What is the point of a corporate trade publisher’s existence in the 21st century?
Great editorial support. That’s it.
And the large English-language publishers are pissing their editorial departments away.
Editors have been leaving large corporate trade publishers for decades. To a large part, this was because of mergers. The new, consolidated, corporate-owned publishers laid off ‘surplus’ staff. Unfair as this was to the people who lost their jobs through no fault of their own, this didn’t harm the editorial power of the publishers as long as the editors they kept maintained a high standard. Conceivably (though I don’t believe this actually happened), reducing the number of editors could even improve quality if it solved a ‘too many cooks in the kitchen’ problem.
Recently, a bunch of editors have quit their jobs at large English-language publishers, most notably Molly McGhee, who quit because her publisher overworked and underpaid her. Here’s a summary of what happened.
Great editorial departments are the only reason to keep these large trade publishers around. Others can do everything else cheaper and/or better.
If Molly McGhee’s claims are correct, the publishers are under-investing in their editorial departments. That’s the road to failure.
The marketing abilities of big publishers? Ha ha ha. Okay, being able to provide a marketing budget is nice, and they have good publicity connections. But even the biggest publishers depend on authors for much of their marketing. This makes sense. Authors are more effective than publishers at marketing. What’s more likely to persuade you to buy a book—hearing an interview with the author, or hearing an interview with the publisher’s spokesperson?
Are the large trade publishers prestigious? Sure. But that prestige is brittle. Literary agents discovered that in the 1970s/1980s. They pressed for better terms for their clients because they knew that authors’ brands are more powerful than publishers’ brands. People buy books because they see the name ‘Danielle Steel’ on the cover, not because they see the name ‘Random House.’ In fact, based on my reading of the cultural zeitgeist, I suspect the prestige/brand of the large publishers is fragile indeed. But that won’t matter if their editorial departments stay strong.
Some things Big 5 editors let slip through recently published books have shocked me. Things I wouldn’t have expected editors let through twenty years ago.
It used to be that literary agents would send rough manuscripts with great promise on the expectation that the editor would work with them. Now, literary agents have to send manuscripts that are almost ready to publish (save for copyediting) because the editors are too overwhelmed to give manuscripts tough love, and why do they have to when they can pressure agents to send almost-ready-to-publish manuscripts instead?
Many literary agents are former editors who either quit or were laid off. Thus, they have the skills to edit the manuscripts themselves. But this is more work for them.
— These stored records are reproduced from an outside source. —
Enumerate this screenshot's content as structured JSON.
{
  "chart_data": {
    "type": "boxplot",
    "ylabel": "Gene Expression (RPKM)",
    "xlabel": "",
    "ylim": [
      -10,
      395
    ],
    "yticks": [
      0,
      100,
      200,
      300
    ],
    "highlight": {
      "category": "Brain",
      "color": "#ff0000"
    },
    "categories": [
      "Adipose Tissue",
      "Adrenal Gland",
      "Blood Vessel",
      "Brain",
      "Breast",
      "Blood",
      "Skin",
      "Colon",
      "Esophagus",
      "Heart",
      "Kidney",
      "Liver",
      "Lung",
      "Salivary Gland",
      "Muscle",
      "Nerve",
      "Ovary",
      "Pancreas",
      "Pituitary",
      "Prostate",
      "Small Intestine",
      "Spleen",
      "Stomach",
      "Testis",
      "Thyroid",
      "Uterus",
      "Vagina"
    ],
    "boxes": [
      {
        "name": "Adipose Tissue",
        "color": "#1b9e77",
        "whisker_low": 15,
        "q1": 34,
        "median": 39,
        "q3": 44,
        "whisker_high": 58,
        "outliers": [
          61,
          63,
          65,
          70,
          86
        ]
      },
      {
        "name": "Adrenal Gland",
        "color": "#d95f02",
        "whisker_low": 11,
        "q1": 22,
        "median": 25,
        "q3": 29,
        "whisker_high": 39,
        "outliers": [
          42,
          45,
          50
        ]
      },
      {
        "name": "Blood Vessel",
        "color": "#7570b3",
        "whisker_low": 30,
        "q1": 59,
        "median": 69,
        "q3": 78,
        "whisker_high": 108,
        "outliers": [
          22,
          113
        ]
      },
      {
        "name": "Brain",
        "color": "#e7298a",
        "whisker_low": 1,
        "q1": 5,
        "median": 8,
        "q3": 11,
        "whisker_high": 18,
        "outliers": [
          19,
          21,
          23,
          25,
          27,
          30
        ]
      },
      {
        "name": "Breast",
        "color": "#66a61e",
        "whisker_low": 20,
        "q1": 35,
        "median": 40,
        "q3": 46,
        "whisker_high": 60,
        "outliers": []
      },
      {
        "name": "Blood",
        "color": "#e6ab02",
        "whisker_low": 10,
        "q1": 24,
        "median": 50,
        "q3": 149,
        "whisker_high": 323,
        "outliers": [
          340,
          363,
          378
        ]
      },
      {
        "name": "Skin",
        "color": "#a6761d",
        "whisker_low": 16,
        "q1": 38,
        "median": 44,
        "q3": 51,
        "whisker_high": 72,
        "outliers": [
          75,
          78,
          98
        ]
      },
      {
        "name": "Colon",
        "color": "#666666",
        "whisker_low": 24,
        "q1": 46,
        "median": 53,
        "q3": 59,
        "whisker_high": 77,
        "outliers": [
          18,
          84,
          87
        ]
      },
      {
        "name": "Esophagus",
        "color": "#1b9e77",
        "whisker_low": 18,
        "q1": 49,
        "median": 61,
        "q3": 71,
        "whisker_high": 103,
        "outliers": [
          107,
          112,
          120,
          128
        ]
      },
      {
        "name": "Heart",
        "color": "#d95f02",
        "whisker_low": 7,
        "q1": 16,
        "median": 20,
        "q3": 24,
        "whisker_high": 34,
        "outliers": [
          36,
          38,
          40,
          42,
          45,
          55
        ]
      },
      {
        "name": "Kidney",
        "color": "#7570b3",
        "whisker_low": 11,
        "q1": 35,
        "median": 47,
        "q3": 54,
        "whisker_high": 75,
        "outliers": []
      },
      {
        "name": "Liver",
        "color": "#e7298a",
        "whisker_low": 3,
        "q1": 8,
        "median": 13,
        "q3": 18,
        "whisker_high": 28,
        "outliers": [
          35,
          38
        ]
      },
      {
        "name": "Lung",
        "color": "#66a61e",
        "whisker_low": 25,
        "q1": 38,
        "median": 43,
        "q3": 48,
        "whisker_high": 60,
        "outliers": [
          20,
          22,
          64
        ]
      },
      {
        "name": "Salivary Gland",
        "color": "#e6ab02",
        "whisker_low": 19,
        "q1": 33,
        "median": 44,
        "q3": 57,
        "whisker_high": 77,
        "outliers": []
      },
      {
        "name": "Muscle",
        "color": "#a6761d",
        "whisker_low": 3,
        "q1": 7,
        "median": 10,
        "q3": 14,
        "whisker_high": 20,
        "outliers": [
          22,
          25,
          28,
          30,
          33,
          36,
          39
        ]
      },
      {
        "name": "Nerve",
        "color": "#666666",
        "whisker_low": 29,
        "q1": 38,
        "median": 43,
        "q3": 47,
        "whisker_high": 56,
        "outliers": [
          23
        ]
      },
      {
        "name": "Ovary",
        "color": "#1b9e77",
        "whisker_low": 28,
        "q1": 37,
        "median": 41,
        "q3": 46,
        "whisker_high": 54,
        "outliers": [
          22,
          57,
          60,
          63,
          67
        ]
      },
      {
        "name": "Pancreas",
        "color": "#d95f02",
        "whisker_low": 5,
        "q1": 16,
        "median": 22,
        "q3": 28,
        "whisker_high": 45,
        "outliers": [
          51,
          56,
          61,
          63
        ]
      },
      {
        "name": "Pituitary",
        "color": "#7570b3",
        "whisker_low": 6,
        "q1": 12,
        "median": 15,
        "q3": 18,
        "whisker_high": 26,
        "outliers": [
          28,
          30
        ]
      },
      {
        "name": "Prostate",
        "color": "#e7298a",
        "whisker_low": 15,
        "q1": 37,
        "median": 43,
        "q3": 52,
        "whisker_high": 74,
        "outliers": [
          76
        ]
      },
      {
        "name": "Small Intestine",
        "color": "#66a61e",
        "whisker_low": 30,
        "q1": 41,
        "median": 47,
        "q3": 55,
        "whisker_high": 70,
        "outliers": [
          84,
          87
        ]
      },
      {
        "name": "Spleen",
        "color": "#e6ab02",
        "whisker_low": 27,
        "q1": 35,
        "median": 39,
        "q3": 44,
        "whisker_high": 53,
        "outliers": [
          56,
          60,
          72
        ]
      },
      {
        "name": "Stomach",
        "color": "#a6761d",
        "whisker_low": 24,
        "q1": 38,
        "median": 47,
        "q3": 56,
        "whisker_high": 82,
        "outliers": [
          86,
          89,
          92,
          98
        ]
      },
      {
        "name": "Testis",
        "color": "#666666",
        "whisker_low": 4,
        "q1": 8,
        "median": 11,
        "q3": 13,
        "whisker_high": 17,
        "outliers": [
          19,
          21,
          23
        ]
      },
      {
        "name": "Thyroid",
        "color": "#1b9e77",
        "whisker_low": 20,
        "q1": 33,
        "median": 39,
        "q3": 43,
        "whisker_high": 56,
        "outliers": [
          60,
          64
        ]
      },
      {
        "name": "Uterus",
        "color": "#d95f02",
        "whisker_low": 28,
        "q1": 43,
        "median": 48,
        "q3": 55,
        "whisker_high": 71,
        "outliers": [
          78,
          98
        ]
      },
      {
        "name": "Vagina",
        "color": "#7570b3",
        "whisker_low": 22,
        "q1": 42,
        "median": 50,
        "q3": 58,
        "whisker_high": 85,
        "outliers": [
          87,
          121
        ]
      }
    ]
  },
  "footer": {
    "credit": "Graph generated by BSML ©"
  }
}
Some literary agents also advise their clients to pay for developmental editing—at the client’s expense—because they don’t believe the manuscript will have a chance otherwise.
You know what else literary agents are doing more and more? Publishing. I don’t call it ‘self-publishing’ since the agents are publishing their clients’ writing, not their own, but literary agents can publish just as well, or better, than self-published authors. If they have to take on most of the editorial burden themselves, it makes sense for them to cut out the big trade publishers and just become their own publisher. Then they’ll get more of the profits.
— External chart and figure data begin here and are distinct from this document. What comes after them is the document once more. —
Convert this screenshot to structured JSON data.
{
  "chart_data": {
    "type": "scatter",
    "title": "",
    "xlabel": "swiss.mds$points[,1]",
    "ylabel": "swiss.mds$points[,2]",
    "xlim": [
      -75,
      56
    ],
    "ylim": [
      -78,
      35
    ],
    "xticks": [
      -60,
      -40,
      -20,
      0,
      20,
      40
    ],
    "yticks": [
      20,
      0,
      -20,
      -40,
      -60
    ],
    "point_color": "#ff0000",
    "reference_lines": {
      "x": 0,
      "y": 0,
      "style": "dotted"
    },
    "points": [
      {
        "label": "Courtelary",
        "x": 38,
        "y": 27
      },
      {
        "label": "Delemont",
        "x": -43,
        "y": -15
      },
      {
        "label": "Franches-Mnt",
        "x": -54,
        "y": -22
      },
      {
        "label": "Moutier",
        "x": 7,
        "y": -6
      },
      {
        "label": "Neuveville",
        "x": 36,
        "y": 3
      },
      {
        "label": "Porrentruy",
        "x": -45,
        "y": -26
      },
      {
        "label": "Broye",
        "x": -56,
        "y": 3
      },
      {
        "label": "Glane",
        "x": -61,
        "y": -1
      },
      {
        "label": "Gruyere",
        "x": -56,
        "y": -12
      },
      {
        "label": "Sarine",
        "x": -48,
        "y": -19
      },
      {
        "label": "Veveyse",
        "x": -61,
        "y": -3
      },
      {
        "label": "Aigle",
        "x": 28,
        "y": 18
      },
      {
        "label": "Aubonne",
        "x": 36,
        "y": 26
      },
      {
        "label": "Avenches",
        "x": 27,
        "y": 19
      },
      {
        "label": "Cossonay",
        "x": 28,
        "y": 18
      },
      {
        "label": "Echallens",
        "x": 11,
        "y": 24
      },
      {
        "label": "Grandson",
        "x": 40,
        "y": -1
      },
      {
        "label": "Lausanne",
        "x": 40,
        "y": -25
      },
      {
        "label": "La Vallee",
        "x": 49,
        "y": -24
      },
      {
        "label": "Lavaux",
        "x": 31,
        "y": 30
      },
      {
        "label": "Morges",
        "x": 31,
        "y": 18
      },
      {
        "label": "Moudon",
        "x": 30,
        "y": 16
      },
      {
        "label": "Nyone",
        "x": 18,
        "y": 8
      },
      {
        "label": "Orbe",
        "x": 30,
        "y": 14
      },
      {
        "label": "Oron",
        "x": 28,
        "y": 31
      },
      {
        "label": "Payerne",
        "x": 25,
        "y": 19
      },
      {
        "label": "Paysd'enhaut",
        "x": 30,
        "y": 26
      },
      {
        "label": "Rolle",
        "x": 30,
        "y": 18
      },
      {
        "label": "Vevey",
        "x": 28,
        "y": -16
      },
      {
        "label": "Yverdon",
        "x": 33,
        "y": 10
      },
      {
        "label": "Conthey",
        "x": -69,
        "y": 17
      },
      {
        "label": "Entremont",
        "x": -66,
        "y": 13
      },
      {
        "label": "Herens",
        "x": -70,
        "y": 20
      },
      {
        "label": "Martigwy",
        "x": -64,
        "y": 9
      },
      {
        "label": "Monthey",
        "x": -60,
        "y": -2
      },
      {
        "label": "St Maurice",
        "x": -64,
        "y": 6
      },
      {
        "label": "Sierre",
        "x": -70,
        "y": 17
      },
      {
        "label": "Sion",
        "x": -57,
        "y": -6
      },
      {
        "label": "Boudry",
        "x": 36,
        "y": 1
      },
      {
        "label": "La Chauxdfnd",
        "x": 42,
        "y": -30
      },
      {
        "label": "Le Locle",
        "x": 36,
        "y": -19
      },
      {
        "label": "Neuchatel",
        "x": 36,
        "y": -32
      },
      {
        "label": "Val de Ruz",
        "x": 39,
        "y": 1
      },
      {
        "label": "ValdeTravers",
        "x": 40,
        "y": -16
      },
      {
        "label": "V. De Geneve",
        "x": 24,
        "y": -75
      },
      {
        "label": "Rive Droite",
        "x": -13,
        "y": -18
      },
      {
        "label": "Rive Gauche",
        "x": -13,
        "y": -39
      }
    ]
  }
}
The one thing other than editorial support that large trade publishers can do to entice agents to send their best manuscripts is to pay high advances. But advances are going lower, and payments are being delayed further. Literary agents are struggling more than they were twenty years ago. It’s making more and more sense for them to transform into indie publishers.
The ‘Big 5’ trade publishers in the U.S. and U.K. are complacent because they are an oligopoly. They believe they have immunity from the blowback of cutting editorial costs. They don’t. Customers are noticing (and not just me). Hungry literary agents will learn how to make more money through indie publishing. Then the ‘Big 5’ will lose the manuscripts they depend on to stay relevant.
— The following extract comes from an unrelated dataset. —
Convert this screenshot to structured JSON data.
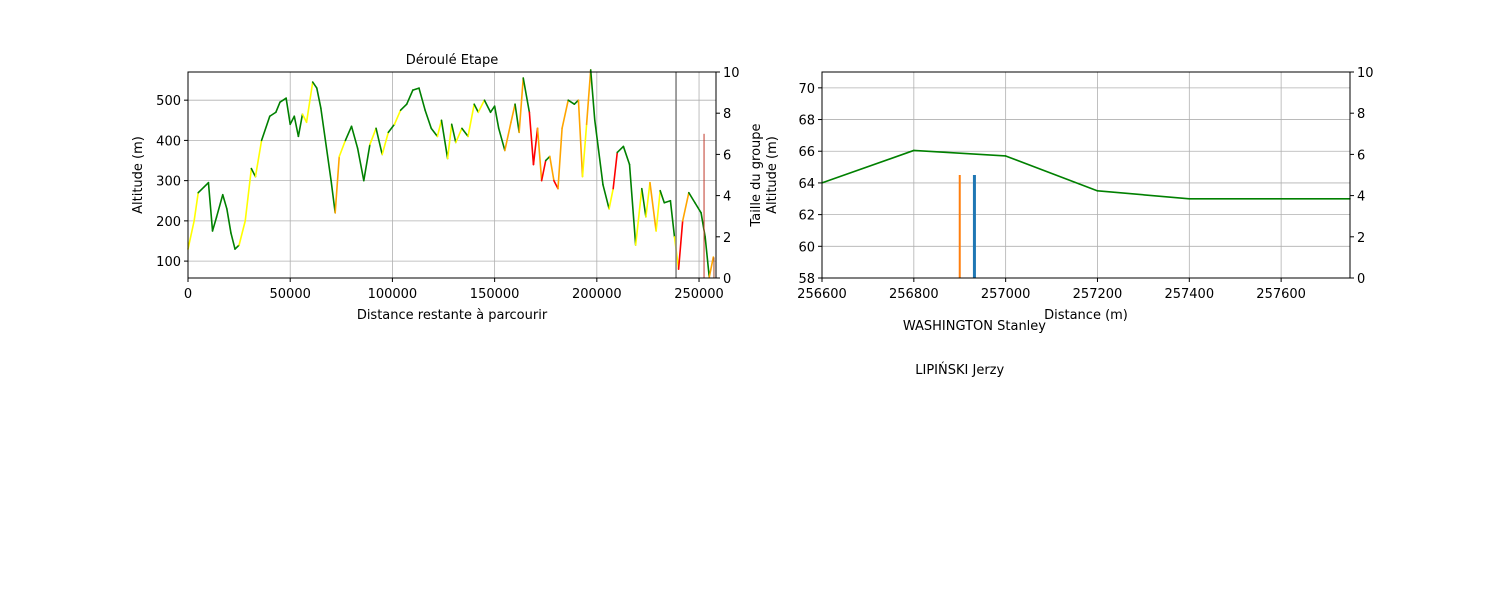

Molly McGhee says she doesn’t know what she’s going to do now that she’s quit. I don’t know either, but I won’t be surprised if she becomes an indie publisher.
I’m an author, so work on the writing end of things. I was somehow not surprised by this when it showed up on my Twitter feed. Everyone in writing and publishing is underpaid and overworked.
Yep.
Working in publishing is a ‘dream job’ so workers are expected to accept high workloads and low pay in exchange for ‘getting their dream.’
Yep. (Both from the writing and from the (copy-)editing end of things.)